"Spirit", although now typically used in a generic and ostensibly culturally neutral way, had four major senses in ancient thought:
(1) In pagan philosophy, Greek pneuma or Latin spiritus was thought to be an especially fine substance, which played an important role in the functioning of the body and in the workings of steam-powered machines. In Stoicism, pneuma was thought to be not only the medium of the brain's control over the body, but also the stuff of the so-called World God, the active part of the universe. In late Platonism, it was also thought to be the material of the so-called vehicle of the soul, connecting it to the body. The idea was that the finest material was closest to the immaterial.

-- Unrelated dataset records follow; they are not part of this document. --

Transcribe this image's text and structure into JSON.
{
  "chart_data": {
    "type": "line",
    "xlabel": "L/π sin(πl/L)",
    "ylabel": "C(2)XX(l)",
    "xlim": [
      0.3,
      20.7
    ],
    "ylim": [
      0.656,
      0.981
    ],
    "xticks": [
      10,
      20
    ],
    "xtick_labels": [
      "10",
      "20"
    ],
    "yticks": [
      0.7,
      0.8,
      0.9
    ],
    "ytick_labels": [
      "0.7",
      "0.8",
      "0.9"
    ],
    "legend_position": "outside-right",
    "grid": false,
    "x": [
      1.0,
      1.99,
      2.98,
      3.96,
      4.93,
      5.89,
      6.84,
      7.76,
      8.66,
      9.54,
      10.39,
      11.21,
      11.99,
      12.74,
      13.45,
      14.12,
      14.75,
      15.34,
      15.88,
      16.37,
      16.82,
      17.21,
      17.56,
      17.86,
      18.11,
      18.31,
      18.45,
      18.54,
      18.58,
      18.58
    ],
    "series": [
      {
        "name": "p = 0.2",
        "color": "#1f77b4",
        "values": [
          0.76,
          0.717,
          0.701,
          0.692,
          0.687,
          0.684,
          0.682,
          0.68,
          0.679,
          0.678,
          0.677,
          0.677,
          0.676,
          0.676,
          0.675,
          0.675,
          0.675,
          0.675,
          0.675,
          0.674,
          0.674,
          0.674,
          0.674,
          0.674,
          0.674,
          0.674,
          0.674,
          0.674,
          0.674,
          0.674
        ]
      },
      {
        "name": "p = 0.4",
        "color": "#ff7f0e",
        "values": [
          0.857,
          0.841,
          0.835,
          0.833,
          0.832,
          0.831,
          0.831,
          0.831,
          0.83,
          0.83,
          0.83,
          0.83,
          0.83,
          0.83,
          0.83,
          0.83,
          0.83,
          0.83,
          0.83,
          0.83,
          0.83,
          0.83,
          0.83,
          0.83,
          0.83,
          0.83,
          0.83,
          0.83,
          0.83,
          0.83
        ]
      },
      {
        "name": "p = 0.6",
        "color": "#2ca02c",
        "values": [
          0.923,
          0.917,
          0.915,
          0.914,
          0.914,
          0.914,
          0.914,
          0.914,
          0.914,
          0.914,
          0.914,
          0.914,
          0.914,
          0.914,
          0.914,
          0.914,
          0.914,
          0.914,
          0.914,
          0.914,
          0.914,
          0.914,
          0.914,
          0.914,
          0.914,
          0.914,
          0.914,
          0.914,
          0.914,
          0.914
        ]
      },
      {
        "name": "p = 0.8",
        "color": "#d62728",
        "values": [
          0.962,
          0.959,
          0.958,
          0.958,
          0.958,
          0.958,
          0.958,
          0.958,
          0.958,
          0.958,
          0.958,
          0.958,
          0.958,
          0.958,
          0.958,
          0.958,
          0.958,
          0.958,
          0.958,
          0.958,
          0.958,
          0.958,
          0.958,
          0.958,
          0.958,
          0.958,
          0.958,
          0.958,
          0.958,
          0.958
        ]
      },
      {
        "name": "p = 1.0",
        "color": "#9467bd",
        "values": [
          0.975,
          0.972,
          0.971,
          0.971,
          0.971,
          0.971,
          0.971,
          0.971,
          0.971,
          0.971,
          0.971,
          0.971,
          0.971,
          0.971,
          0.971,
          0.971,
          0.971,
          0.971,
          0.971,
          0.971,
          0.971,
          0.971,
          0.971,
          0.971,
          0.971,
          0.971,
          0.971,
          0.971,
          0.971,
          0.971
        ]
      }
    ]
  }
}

(2) In Greek-language Judaism, pneuma served as the translation of Hebrew rûaḥ, based on their common everyday meaning of "breath, wind". Unlike in Stoicism, there was no idea that the pneuma of individuals was divine in the sense of being parts that in concert make up God. Rather, pneuma comes from God, but is sometimes thought of as a part of living creatures (as with Adam), sometimes as an additional influence from God, in other instances again as an intermediary entity (or activity) through which God inspires people.
(3) In Christianity, a novel sense emerges - but one that draws on both the pagan and the Jewish sense -, according to which the immaterial is spirit, and so God, angels, demons and human souls are wholly spiritual or partially spirit, partially material.
(4) In late antiquity, pneuma was also used - e.g. in the Greek Magical Papyri - as a term for individual beings, also called gods or daemons, but without much terminological precision. How much this comes out of Judaism, how much out of pagan thought, cannot (I think) be known with any certainty, because of the strong influence of Jewish thought on pagan magic. But it is important that, as I said, spirits did not emerge as a kind of entity with their own profile, nor did pneuma become a popular umbrella or a clear synonym of daemon. It also did not imply incorporeality.
Unfortunately, while it is useful to know these different meanings to historicize our own usage of the word, it does not help us very much with the later history of the term, because the neutral sense of spirit - which needn't be either an angel or a demon, but might be - comes from (just) outside the Greco-Roman world. The appearance of ritual magic invoking spirits or spiritualities (rūḥāniyya, related to the Hebrew rûaḥ), often associated with the elements or the stars rather than with God, angels, or demons, was a novelty in Arabic-language literature produced in Iraq around the 9th century, and while the connections to earlier Greco-Roman and local Mesopotamian practices (Jewish and non-Jewish) are evident, their exact nature is obscure.
Both in Islam and - after a large number of translations from Arabic to Latin introduced the idea to Latin Christendom around the 12th century - in Catholicism, the existence of spirits distinct from good angels and evil demons (or devils, or jinn) was a matter of controversy. Some, in a defensive tone, argued that they were angels, others thought they were deceptive devils.
In conclusion: spirit is not a culturally neutral term or a close equivalent of the Greek daemon.
(And incidentally, although daemons could be contrasted with gods, the general term for both was god [θεός], so it is rather disingenuous to divorce pagan philosophy about daemons from polytheism and associate it with a trend toward monotheism. Similarly, the switch from, say, describing the Japanese kami as false gods to calling them spirits is barely an improvement.)